All prior membership inference attacks for fine-tuned language models use hand-crafted heuristics (e.g., loss thresholding, Min-K\%, reference calibration), each bounded by the designer's intuition. We introduce the first transferable learned attack, enabled by the observation that fine-tuning any model on any corpus yields unlimited labeled data, since membership is known by construction. This removes the shadow model bottleneck and brings membership inference into the deep learning era: learning what matters rather than designing it, with generalization through training diversity and scale. We discover that fine-tuning language models produces an invariant signature of memorization detectable across architectural families and data domains. We train a membership inference classifier exclusively on transformer-based models. It transfers zero-shot to Mamba (state-space), RWKV-4 (linear attention), and RecurrentGemma (gated recurrence), achieving 0.963, 0.972, and 0.936 AUC respectively. Each evaluation combines an architecture and dataset never seen during training, yet all three exceed performance on held-out transformers (0.908 AUC). These four families share no computational mechanisms, their only commonality is gradient descent on cross-entropy loss. Even simple likelihood-based methods exhibit strong transfer, confirming the signature exists independently of the detection method. Our method, Learned Transfer MIA (LT-MIA), captures this signal most effectively by reframing membership inference as sequence classification over per-token distributional statistics. On transformers, LT-MIA achieves 2.8 higher TPR at 0.1\% FPR than the strongest baseline. The method also transfers to code (0.865 AUC) despite training only on natural language texts. Code and trained classifier available at https://github.com/JetBrains-Research/learned-mia.

Paper Structure

This paper contains 26 sections, 4 figures, 13 tables.

Figures (4)

  • Figure 1: LT-MIA transfers from transformers to non-transformer architectures, exceeding transformer performance on every text dataset. Blue bars show held-out transformer results (mean over 7 models), while the remaining bars show zero-shot transfer to Mamba-2.8B (state-space), RWKV-4-3B (linear attention), and RecurrentGemma-2B (gated recurrence).

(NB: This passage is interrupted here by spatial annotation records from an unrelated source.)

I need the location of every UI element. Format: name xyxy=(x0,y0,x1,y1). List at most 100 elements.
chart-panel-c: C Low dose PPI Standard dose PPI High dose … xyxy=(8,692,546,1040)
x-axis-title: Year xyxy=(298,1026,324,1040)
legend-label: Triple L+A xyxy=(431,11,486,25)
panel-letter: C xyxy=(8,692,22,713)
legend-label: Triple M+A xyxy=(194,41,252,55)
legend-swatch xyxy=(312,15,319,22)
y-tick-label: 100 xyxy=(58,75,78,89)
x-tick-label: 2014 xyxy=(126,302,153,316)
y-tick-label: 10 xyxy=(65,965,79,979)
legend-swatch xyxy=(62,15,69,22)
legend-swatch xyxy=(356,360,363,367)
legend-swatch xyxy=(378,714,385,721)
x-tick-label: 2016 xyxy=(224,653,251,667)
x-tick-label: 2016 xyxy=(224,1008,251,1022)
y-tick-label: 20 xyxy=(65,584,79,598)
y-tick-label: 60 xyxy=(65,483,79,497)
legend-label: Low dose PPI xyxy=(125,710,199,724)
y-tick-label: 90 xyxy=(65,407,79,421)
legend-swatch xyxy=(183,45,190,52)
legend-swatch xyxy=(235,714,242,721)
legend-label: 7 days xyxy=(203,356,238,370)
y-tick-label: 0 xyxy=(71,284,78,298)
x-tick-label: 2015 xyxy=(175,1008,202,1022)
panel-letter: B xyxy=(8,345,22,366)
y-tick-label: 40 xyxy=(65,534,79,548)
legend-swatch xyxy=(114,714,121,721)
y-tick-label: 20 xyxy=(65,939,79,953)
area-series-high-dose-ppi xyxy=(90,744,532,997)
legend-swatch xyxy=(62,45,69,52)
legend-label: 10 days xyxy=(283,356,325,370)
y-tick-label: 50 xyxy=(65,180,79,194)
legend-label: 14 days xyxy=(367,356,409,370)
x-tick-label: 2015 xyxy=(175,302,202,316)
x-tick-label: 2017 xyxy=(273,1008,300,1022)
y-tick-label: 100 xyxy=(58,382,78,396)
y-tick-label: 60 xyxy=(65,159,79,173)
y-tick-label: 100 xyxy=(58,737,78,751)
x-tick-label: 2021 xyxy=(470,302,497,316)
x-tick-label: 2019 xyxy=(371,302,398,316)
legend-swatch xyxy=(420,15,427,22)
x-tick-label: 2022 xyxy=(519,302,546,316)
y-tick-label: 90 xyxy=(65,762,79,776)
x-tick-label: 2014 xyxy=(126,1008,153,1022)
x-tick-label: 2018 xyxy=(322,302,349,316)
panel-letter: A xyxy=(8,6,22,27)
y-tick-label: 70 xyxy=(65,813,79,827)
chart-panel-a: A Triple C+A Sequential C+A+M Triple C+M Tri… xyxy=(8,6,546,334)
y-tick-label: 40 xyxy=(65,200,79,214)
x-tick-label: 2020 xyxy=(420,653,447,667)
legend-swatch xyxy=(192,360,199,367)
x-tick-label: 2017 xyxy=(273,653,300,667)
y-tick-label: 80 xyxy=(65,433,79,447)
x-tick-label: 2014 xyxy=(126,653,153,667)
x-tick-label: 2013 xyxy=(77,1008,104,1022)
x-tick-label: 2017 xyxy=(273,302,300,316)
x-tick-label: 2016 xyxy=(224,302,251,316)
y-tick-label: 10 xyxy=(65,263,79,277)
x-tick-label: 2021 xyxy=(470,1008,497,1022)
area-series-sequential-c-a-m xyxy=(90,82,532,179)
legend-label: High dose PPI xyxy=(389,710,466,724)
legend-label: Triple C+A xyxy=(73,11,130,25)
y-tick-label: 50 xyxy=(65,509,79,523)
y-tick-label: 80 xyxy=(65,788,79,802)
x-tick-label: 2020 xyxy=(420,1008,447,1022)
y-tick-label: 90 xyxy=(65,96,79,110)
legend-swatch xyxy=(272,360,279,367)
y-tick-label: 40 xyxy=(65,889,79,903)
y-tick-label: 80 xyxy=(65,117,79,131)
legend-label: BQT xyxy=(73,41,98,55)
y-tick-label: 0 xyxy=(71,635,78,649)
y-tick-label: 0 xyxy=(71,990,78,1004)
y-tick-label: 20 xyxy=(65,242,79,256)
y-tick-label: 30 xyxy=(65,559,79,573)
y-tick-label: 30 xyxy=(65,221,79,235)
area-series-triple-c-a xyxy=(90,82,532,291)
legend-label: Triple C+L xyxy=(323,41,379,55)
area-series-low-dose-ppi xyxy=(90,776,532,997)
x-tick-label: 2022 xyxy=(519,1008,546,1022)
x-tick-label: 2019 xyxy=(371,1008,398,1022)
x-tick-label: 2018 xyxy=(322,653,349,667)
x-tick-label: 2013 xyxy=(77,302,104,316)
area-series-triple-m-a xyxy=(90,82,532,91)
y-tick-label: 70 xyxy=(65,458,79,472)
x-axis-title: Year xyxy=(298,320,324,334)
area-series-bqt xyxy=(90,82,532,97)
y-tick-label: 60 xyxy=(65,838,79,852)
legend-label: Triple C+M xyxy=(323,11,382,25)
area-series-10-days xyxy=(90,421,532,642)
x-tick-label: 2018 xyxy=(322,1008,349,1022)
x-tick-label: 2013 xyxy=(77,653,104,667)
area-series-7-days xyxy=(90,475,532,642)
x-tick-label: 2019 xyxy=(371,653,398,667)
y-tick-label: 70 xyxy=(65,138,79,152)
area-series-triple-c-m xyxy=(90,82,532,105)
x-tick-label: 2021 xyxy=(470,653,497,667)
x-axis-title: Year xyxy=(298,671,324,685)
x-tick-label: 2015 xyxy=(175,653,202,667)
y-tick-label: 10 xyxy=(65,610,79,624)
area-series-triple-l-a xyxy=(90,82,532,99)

The classifier was trained exclusively on transformers and textual data.
  • Figure 2: LT-MIA pipeline. Given a text sample and black-box access to a fine-tuned target model and its pre-trained reference, we extract 154-dimensional feature vectors at each token position capturing how the two models' predictions diverge. A lightweight transformer encoder processes this feature sequence to predict membership.
  • Figure 3: Feature importance measured as AUC drop when each feature group is ablated. Comparison features (relating target to reference model outputs) dominate across all four architectural families. The consistent hierarchy (Comparison $>$ Target-only $>$ Reference-only) confirms the membership signal is relational: what matters is how fine-tuning changed the model, not the model's behavior in isolation.
  • Figure 4: Effect of training diversity on generalization, with total samples fixed at 18,000. "Train AUC" is evaluated on held-out samples from training model-dataset combinations (in-distribution), while "Eval AUC" is evaluated on entirely different model-dataset combinations (out-of-distribution). All metrics use samples never seen during classifier training. Training on one combination yields near-perfect in-distribution AUC (0.998) but poor transfer (0.796). With 30 combinations, the gap shrinks from 20.2 points to 0.2 points.